Así tenemos que alguien decidió que el famoso futbolista brasileño Neymar valía 222 millones de euros (1) que, si se me permite la ociosa conversión, son aproximadamente $4,692,000,000 de pesos mexicanos. Ese es el precio de la genialidad y ¿acaso alguien osaría criticar que un negocio como lo es el futbol se maneje con esos números en un mundo donde la riqueza está tan bien distribuida? Además, a las sociedades actuales, les surge una como fascinación, como si percibieran el aroma de la gloria al mirar ese espectáculo maravilloso que es la riqueza de los otros. Transitan con los ojos brillosos entre creer que podrían aspirar a eso o sentir que, a pesar de todo se tiene lo necesario para ser felices… empezando por esos hijos tan maravillosos.

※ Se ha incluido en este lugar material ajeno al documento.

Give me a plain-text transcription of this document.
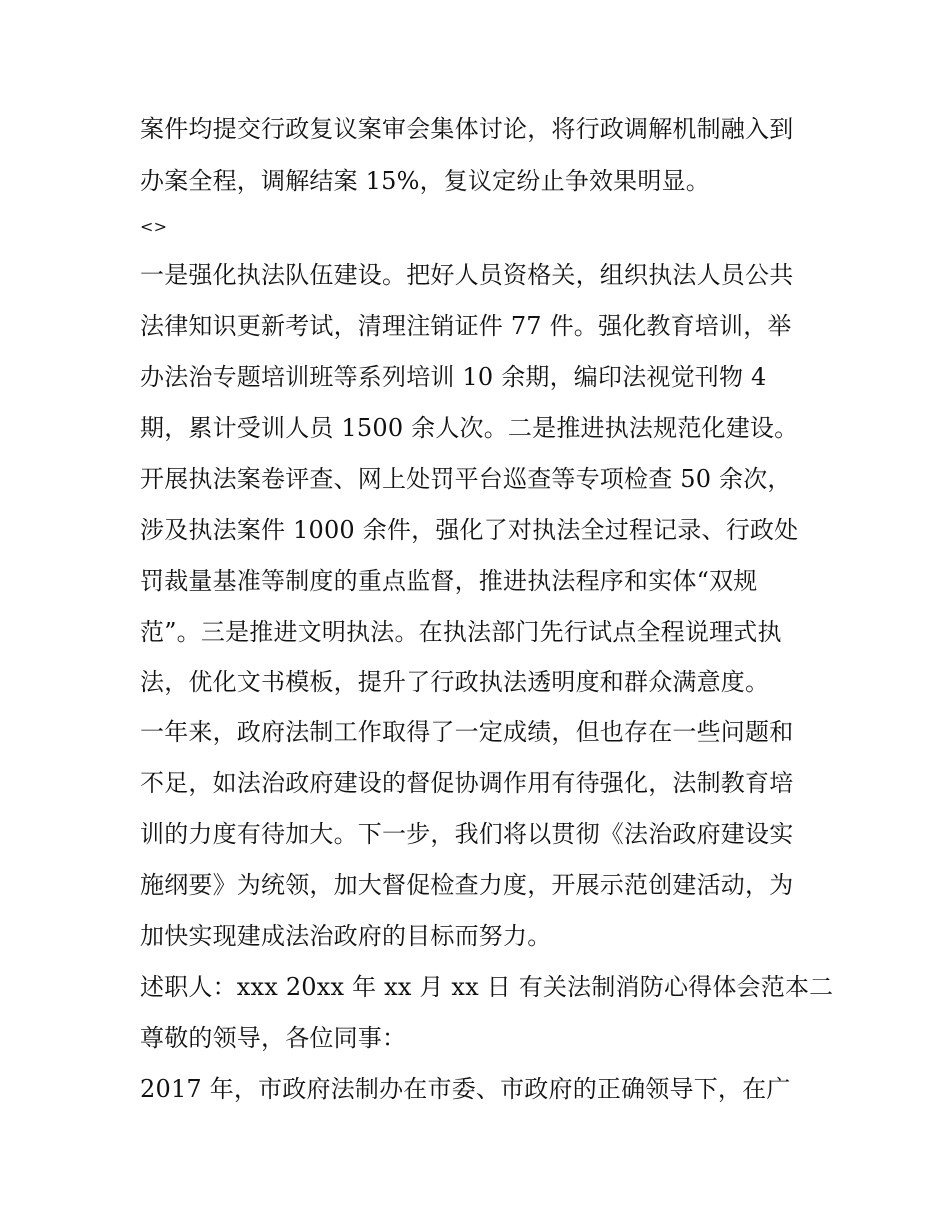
案件均提交行政复议案审会集体讨论，将行政调解机制融入到
办案全程，调解结案 15%，复议定纷止争效果明显。
<>
一是强化执法队伍建设。把好人员资格关，组织执法人员公共
法律知识更新考试，清理注销证件 77 件。强化教育培训，举
办法治专题培训班等系列培训 10 余期，编印法视觉刊物 4
期，累计受训人员 1500 余人次。二是推进执法规范化建设。
开展执法案卷评查、网上处罚平台巡查等专项检查 50 余次，
涉及执法案件 1000 余件，强化了对执法全过程记录、行政处
罚裁量基准等制度的重点监督，推进执法程序和实体“双规
范”。三是推进文明执法。在执法部门先行试点全程说理式执
法，优化文书模板，提升了行政执法透明度和群众满意度。
一年来，政府法制工作取得了一定成绩，但也存在一些问题和
不足，如法治政府建设的督促协调作用有待强化，法制教育培
训的力度有待加大。下一步，我们将以贯彻《法治政府建设实
施纲要》为统领，加大督促检查力度，开展示范创建活动，为
加快实现建成法治政府的目标而努力。
述职人：xxx 20xx 年 xx 月 xx 日 有关法制消防心得体会范本二
尊敬的领导，各位同事：
2017 年，市政府法制办在市委、市政府的正确领导下，在广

Mientras la pasarela de los números y cantidades pasa frente a nosotros, en un fondo de sobrepoblación y pobreza, los medios de comunicación y los gobernantes lanzan datos de millonadas en cuanta cosa pueda ocurrírseles: gastos de campaña, sueldos de altos funcionarios, compras de autos de lujo, robo de dinero público por parte de los gobernadores… ¡Ah! Pero ese es dinero mal habido. Hay dos tipos de millonadas: las conseguidas con trabajo, como las de Slim y las del citado Neymar; y las otras conseguidas con trabajo, como las del Chapo Guzmán y Javier Duarte. ¿Si ve la diferencia?

Todos esos números se van mirando mientras usted va en el metro, en el pesero o camión, caminando, o mientras desayuna, come o cena. Ya en serio, ¿no se pregunta de dónde sale tanto dinero? Y, más allá de si es dinero sucio o limpio, ¿no le indigna escuchar esas cantidades? ¿No se siente acaso terriblemente excluido socialmente?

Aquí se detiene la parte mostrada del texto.